Frankly I can't think of anything they've added since 2000 to windows (except better security) that was an improvement.
I occasionally have to use Windows for work and I really hate Windows 10, it's just a chore to deal with when you only boot it every couple of weeks just on the updates.
I think the 'seniors' amongst us may well welcome ReactOS together with those in small companies who run legacy industrial hardware from Windows PCs (depending on stability &c).
Given Microsoft's mostly successful effort to make Windows more friendly to the user, I find it hard to believe any of these people have extensive experience with Windows 7+
I find that Windows 2000 has the best support for keyboard users among GUIs. Better that MacOS, better than all the incarnations of Gnome/KDE, better that the following releases of Windows, that "forgot" about the keyboard and focused on other input systems.
You can see that in many small things, like sane keybindings and reasonable sequence for selection through tabs (for example, going from the path bar on the top to the folder content requires two tabs in Windows 2000 but four in Windows 7, unless one does some find tuninng of the UI).
The "mostly successful efforts" you speak of seem to have been focused on delivering ads, TOS-backed spyware and those weird Metro apps. The result is certainly simpler from a strictly visual standpoint, but more usable is something that I wouldn't be too willing to concede without some data (and I don't mean install data/user base, given how Microsoft's customers don't have much of a choice in this department). Frankly, I don't see how the weird start menu or having both the Control Panel and some weird Settings thing help with usability, but UX is a surprising field, I guess.

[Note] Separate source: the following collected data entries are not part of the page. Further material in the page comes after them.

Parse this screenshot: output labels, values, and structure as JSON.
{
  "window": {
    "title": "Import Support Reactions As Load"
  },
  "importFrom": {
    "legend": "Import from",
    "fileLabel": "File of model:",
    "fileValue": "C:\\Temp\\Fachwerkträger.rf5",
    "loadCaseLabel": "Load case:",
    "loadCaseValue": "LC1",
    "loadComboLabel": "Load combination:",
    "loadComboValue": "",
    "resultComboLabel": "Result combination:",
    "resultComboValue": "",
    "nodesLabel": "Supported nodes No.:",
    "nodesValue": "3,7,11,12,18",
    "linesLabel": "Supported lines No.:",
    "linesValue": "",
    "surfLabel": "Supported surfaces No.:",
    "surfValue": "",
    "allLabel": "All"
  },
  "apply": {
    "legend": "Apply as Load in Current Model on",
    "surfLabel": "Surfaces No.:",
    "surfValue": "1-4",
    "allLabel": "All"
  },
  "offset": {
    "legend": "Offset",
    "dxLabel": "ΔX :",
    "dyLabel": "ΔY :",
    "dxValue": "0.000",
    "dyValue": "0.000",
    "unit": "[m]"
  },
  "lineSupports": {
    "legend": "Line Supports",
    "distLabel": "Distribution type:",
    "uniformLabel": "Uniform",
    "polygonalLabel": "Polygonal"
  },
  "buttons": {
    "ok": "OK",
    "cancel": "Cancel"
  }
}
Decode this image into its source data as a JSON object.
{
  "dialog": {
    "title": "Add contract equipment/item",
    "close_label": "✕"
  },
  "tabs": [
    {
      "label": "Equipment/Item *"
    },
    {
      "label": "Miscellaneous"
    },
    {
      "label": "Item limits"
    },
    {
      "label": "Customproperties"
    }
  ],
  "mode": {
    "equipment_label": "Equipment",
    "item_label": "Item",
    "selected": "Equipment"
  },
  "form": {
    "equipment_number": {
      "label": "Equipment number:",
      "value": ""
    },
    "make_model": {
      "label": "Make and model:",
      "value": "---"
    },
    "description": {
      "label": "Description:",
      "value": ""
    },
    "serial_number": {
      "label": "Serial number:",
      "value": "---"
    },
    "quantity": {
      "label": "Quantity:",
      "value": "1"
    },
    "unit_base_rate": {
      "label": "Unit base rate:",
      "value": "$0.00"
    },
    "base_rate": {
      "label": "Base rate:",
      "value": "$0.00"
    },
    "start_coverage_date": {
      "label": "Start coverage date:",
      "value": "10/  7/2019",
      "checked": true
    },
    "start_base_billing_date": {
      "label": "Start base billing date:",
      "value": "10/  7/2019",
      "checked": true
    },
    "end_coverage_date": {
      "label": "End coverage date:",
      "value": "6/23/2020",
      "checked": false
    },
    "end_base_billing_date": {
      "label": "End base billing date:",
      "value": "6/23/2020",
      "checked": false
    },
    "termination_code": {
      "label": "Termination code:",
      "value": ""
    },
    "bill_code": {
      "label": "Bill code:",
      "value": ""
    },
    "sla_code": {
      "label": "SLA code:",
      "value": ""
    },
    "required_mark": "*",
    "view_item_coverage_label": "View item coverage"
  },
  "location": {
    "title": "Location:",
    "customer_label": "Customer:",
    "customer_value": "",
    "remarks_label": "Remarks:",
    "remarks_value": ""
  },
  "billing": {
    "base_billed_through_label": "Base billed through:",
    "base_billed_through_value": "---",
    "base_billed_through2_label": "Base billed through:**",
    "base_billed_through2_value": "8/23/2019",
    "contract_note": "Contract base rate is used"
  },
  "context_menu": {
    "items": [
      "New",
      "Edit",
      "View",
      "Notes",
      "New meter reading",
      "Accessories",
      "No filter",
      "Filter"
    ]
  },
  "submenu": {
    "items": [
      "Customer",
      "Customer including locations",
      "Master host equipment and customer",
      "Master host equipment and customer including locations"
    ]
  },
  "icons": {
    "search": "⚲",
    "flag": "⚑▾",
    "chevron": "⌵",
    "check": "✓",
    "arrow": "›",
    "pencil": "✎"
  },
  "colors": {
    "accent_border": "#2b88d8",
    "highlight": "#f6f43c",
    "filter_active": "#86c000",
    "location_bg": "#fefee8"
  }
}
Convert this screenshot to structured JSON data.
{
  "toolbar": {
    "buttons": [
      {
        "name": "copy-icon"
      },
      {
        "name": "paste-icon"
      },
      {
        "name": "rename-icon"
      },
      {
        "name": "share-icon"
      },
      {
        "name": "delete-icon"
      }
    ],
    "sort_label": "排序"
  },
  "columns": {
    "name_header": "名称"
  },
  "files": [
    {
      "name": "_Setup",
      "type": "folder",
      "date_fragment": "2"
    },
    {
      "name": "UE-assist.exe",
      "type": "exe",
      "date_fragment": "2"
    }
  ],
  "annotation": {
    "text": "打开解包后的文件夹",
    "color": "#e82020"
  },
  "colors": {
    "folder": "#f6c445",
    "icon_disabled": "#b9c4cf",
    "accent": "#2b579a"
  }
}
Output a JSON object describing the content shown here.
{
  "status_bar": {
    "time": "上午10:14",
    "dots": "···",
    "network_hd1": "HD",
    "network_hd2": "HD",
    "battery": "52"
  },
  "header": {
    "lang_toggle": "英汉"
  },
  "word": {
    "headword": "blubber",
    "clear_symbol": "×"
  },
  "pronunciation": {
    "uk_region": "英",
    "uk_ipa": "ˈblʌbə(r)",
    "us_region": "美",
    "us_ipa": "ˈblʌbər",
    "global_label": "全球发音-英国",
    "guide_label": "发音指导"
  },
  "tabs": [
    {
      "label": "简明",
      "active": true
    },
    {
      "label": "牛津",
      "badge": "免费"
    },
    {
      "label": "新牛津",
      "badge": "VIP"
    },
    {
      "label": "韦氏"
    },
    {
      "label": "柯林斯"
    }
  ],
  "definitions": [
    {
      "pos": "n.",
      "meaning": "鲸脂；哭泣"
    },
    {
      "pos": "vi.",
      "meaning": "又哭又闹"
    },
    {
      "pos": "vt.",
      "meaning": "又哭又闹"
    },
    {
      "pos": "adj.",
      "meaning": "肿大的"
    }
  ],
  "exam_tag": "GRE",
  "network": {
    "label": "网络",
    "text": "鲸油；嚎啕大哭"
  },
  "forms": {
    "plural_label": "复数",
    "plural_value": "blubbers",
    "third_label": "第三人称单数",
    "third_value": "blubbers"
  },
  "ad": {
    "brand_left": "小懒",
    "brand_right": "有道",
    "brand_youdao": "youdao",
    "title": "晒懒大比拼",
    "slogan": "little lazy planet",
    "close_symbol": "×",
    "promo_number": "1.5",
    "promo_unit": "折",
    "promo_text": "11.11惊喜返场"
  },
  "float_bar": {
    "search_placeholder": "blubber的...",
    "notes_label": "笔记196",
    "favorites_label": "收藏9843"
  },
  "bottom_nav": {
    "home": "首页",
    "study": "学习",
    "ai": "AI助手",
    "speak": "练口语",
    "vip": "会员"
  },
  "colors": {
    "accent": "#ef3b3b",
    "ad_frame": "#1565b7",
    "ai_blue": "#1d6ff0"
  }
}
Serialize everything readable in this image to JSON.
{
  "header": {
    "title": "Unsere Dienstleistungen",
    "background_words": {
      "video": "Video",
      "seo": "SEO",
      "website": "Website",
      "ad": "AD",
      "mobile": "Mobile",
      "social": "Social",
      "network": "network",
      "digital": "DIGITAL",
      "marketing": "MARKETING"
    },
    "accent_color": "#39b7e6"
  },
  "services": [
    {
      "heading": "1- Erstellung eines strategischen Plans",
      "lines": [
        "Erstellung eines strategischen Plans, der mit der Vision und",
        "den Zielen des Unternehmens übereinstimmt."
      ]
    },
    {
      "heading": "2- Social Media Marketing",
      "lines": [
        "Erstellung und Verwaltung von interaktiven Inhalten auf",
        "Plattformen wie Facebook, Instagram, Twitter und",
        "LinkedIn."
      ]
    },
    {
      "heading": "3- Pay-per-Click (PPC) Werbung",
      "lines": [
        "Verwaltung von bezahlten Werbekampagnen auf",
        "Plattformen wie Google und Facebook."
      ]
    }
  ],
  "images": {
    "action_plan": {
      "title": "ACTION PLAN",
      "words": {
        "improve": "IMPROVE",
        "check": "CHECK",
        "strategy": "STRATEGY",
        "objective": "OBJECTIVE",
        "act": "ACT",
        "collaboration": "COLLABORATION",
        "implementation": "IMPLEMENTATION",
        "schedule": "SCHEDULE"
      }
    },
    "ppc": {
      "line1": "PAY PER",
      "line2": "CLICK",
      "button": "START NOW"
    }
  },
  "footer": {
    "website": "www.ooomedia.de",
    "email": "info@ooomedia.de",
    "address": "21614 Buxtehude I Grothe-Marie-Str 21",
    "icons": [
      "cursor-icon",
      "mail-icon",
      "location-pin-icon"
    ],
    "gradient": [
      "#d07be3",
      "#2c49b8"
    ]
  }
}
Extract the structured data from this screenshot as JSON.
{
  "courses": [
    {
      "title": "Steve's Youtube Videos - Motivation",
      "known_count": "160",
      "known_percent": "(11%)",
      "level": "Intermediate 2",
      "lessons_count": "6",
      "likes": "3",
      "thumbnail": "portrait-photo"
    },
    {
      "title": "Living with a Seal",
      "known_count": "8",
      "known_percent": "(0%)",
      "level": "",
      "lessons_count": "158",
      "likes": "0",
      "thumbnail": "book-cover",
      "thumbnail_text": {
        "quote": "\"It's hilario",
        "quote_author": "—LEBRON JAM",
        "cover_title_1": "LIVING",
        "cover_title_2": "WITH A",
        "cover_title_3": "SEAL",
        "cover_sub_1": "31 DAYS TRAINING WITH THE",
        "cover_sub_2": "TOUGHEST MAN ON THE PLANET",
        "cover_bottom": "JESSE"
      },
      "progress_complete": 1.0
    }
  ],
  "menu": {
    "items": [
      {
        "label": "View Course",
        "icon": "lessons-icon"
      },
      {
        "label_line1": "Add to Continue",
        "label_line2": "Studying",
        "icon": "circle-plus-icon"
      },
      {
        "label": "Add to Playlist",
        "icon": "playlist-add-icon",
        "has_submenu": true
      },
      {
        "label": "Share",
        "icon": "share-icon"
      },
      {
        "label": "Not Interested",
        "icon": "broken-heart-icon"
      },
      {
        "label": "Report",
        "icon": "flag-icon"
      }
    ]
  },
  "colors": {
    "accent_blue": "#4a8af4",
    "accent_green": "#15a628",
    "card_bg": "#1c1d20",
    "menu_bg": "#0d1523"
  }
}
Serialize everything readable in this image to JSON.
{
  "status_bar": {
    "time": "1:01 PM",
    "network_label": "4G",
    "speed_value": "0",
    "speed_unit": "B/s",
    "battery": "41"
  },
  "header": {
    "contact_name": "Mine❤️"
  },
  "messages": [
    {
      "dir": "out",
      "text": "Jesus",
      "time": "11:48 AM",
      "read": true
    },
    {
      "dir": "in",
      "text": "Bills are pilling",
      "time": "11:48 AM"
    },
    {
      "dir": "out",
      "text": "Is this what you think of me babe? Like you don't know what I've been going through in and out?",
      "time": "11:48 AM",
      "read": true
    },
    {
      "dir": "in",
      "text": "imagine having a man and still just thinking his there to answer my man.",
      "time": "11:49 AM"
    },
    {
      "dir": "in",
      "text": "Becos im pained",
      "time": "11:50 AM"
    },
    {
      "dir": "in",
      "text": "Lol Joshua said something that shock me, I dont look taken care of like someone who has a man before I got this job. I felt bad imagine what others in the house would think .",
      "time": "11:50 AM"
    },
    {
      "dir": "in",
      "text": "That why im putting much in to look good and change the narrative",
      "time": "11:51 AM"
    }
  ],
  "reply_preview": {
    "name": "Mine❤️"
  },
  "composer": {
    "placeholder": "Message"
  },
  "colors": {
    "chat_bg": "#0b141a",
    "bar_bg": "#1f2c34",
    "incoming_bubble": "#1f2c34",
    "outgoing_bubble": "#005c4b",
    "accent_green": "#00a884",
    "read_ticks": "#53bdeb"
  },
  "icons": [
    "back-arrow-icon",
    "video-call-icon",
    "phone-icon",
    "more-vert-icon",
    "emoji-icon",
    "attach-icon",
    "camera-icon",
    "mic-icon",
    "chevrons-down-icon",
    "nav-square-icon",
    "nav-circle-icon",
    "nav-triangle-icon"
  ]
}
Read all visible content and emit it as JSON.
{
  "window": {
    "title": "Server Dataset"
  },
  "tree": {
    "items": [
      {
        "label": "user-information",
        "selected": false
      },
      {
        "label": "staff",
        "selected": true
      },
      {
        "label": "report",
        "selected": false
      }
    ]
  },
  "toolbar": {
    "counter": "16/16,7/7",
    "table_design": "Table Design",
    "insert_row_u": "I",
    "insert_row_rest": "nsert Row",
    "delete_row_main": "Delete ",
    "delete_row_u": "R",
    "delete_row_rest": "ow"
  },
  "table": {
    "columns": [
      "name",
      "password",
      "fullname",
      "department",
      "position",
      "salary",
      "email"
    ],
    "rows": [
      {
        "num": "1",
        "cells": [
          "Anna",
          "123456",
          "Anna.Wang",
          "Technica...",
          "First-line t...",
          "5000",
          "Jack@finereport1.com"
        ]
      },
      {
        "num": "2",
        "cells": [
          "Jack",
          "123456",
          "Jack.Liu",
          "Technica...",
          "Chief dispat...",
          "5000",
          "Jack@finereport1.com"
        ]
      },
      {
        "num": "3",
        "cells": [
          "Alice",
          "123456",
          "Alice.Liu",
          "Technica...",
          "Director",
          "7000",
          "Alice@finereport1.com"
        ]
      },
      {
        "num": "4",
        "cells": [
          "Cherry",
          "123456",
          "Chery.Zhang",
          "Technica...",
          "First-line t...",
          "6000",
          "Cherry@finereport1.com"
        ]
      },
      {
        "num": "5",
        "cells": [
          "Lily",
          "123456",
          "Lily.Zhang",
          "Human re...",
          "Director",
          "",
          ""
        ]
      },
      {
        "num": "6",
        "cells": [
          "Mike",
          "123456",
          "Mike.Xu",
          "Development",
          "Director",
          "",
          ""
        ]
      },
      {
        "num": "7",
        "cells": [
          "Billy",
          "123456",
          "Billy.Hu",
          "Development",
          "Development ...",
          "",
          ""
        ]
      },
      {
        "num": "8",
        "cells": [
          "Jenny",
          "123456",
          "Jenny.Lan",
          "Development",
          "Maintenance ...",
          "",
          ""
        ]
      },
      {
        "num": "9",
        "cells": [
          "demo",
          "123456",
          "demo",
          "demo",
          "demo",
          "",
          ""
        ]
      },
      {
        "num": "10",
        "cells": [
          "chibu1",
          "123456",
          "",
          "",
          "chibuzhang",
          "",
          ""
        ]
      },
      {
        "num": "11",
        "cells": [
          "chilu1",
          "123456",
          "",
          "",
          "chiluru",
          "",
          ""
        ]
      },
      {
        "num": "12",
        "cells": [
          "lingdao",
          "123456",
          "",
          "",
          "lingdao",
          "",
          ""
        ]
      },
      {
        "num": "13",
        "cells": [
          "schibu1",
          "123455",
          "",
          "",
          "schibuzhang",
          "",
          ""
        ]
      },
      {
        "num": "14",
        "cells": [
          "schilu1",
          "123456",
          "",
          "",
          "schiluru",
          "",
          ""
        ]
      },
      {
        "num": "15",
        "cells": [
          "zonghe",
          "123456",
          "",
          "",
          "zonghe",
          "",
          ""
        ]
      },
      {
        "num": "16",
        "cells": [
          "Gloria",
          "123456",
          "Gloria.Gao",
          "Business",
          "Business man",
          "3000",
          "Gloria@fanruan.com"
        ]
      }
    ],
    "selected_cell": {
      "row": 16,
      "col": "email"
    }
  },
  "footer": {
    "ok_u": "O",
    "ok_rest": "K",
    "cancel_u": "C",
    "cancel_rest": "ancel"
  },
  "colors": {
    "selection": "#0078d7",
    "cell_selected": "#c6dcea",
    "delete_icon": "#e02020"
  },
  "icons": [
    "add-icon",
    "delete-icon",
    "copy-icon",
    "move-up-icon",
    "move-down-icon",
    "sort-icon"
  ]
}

That's fixable (and not different from Windows).
> Not only that but it looks like "old Windows"
That is by far the easiest fix of all. People just care more about making things work right now.
Plus, a lot of people actually preferred the older style.
> Not only that but it'll have bugs
Welcome to software. Windows is also full of bugs.
> You'll see tiny pockets of people using it but as Microsoft gets closer and closer to simply having a free OS it doesn't seem likely anyone would ever use this OS for anything beyond "hey, that's cool!".
I think it might end up being quite big quite soon: There's a bunch of proprietary software out there that is old, and not Windows 10 compatible.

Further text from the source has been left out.